An exemplification of how the relationship between Open Data and commons and how their governance can potentially disrupt the market logic otherwise dominating big data is a project conducted by Human Ecosystem Relazioni in Bologna (Italy). See: https://www.he-r.it/wp-content/uploads/2017/01/HUB-report-impaginato_v1_small.pdf.
This project aimed at extrapolating and identifying online social relations surrounding “collaboration” in Bologna. Data was collected from social networks and online platforms for citizens collaboration. Eventually data was analyzed for the content, meaning, location, timeframe, and other variables. Overall, online social relations for collaboration were analyzed based on network theory. The resulting dataset have been made available online as Open Data (aggregated and anonymized); nonetheless, individuals can reclaim all their data. This has been done with the idea of making data into a commons. This project exemplifies the relationship between Open Data and commons, and how they can disrupt the market logic driving big data use in two ways. First, it shows how such projects, following the rationale of Open Data somewhat can trigger the creation of effective data commons. The project itself was offering different types of support to social network platform users to have contents removed. Second, opening data regarding online social networks interactions has the potential to significantly reduce the monopolistic power of social network platforms on those data.

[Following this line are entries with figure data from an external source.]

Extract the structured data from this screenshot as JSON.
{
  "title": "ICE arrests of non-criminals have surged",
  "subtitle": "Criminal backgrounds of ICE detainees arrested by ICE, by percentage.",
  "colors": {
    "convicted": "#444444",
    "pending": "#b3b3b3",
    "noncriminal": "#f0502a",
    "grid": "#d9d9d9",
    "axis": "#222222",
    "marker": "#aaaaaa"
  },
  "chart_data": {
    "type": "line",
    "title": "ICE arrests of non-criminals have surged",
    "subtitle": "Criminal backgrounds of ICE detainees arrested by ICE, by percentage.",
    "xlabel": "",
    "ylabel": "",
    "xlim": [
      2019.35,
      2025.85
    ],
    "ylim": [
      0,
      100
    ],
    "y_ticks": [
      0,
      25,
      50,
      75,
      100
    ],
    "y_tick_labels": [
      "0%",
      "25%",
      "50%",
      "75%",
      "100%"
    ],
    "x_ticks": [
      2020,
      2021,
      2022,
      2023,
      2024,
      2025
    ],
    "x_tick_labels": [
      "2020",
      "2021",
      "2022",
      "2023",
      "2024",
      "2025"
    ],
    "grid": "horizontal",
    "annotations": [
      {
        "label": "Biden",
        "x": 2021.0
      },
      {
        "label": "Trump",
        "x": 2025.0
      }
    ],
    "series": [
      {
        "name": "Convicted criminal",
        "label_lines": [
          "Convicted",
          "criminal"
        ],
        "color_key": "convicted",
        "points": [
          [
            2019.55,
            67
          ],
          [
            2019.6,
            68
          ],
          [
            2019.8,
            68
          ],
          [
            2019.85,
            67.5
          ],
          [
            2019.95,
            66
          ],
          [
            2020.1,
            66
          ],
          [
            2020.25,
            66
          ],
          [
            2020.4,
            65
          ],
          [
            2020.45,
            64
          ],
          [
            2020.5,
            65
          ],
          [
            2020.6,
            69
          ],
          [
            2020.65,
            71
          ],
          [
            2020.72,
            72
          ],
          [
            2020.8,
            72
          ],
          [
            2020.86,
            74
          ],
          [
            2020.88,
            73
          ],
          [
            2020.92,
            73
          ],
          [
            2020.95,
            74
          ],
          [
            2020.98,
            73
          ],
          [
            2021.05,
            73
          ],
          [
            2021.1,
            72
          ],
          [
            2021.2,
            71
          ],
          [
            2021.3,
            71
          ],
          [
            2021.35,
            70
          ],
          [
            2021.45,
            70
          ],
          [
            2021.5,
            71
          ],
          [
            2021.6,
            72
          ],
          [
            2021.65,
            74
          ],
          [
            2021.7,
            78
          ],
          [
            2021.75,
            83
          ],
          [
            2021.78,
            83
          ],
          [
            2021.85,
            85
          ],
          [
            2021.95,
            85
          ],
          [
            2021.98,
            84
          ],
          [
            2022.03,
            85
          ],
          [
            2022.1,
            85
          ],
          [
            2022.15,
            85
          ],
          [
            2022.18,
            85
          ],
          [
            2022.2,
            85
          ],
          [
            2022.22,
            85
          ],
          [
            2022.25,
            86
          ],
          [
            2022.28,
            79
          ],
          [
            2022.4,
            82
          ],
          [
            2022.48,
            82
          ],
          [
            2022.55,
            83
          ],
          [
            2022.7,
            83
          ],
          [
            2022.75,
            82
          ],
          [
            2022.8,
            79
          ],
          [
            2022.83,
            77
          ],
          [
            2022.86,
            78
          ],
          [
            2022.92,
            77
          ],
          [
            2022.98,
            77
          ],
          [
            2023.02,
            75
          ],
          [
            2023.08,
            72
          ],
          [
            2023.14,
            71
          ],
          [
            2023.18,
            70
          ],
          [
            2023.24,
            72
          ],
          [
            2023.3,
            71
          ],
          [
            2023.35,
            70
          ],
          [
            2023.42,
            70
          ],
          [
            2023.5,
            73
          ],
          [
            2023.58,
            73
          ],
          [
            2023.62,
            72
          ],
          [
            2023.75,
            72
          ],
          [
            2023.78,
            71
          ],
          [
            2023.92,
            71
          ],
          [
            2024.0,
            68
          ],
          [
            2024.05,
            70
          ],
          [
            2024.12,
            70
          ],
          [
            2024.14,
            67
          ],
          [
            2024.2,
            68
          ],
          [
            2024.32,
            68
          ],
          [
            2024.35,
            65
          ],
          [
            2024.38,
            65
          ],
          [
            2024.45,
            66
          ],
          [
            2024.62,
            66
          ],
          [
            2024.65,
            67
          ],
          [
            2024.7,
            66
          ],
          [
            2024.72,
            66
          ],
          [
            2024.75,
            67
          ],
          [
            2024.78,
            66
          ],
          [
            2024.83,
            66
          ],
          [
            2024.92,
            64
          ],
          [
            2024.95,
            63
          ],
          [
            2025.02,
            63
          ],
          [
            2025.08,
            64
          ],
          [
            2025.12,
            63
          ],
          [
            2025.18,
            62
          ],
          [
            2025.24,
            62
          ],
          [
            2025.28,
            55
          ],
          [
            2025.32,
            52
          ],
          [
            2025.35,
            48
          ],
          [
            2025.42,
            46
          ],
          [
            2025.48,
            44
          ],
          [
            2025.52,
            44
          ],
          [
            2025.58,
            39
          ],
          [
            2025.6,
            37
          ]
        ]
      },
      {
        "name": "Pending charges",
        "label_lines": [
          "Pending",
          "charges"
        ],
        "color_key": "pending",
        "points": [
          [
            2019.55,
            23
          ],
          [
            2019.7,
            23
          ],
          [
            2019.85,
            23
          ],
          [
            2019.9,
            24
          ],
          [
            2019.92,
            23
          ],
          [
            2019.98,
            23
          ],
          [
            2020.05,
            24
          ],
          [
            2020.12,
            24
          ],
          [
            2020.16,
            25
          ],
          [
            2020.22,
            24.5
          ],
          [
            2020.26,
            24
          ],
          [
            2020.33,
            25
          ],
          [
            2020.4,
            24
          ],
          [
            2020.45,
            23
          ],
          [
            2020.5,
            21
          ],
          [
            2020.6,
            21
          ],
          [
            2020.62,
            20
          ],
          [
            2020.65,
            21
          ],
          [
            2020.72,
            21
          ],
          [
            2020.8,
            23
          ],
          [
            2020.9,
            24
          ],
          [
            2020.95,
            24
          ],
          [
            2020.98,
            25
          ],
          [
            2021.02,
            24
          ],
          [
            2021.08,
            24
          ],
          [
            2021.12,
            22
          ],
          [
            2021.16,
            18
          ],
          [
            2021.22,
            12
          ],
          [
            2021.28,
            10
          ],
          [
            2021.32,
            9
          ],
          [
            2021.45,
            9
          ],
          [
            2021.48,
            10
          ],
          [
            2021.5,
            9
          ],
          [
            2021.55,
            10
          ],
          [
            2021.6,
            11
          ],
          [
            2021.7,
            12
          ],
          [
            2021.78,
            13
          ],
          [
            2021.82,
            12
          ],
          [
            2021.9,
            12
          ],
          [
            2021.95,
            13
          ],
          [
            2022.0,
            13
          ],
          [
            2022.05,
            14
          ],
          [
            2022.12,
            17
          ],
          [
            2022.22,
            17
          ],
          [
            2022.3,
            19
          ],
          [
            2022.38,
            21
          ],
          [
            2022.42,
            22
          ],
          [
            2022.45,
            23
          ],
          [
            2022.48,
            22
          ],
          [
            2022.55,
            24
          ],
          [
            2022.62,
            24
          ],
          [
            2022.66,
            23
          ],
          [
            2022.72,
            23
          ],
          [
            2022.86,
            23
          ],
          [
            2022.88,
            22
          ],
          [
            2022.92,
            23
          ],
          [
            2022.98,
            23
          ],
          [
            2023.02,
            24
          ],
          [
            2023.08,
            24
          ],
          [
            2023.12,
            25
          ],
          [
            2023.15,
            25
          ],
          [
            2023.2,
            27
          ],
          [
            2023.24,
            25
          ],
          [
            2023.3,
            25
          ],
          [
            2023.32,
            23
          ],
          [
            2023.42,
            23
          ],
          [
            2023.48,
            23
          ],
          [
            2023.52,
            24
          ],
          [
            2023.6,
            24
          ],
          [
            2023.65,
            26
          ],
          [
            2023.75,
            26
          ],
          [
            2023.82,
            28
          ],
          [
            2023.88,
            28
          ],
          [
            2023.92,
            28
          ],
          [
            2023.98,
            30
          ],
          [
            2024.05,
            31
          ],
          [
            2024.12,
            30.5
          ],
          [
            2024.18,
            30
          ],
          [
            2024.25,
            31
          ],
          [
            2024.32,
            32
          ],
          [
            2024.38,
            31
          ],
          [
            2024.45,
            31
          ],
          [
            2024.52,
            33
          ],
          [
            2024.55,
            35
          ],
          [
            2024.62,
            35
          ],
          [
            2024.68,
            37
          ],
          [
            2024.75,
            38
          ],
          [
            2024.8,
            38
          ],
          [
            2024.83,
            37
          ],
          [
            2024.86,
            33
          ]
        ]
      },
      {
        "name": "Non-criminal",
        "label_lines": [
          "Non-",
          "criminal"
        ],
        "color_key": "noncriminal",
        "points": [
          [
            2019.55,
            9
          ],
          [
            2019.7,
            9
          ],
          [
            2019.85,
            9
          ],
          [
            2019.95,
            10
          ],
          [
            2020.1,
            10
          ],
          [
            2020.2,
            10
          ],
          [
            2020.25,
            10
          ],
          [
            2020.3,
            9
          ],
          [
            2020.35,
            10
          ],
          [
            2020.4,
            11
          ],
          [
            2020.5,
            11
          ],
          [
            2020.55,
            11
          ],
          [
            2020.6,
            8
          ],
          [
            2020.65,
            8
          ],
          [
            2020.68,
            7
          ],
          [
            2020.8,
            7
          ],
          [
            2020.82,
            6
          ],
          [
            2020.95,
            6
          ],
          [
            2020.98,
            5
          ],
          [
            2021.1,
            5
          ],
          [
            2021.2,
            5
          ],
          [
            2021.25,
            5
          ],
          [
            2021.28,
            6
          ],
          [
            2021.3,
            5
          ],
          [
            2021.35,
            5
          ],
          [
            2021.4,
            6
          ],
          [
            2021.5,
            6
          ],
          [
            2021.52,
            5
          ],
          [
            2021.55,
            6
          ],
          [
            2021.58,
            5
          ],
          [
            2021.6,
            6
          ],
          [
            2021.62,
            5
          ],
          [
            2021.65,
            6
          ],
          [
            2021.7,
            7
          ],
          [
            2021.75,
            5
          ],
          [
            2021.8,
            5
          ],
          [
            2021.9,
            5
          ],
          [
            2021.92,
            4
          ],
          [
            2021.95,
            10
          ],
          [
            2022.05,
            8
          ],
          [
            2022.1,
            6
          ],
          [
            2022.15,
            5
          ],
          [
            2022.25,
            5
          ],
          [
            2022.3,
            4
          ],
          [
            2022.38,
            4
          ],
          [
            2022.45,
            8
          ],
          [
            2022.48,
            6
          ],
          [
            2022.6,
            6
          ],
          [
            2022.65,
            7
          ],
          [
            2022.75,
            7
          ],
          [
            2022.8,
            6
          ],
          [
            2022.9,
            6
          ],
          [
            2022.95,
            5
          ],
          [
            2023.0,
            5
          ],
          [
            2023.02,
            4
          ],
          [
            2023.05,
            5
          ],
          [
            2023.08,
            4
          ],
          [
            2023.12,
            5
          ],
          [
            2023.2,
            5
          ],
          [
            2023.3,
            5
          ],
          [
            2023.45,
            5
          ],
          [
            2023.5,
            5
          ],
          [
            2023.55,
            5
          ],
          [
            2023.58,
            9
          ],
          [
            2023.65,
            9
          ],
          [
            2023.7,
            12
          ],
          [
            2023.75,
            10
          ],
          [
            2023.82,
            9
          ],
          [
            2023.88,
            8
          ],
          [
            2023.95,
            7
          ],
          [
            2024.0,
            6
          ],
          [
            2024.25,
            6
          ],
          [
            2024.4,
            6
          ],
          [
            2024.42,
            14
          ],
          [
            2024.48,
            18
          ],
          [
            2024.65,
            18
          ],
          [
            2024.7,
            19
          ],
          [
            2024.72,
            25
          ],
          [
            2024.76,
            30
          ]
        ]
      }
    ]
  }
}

Several funding bodies which mandate Open Access mandate Open Data. A good expression of requirements (truncated in places) is given by the Canadian Institutes of Health Research (CIHR):[70]
Other bodies active in promoting the deposition of data as well as full text include the Wellcome Trust. An academic paper published in 2013 advocated that Horizon 2020 (the science funding mechanism of the EU) should mandate that funded projects hand in their databases as "deliverables" at the end of the project, so that they can be checked for third party usability then shared.[71]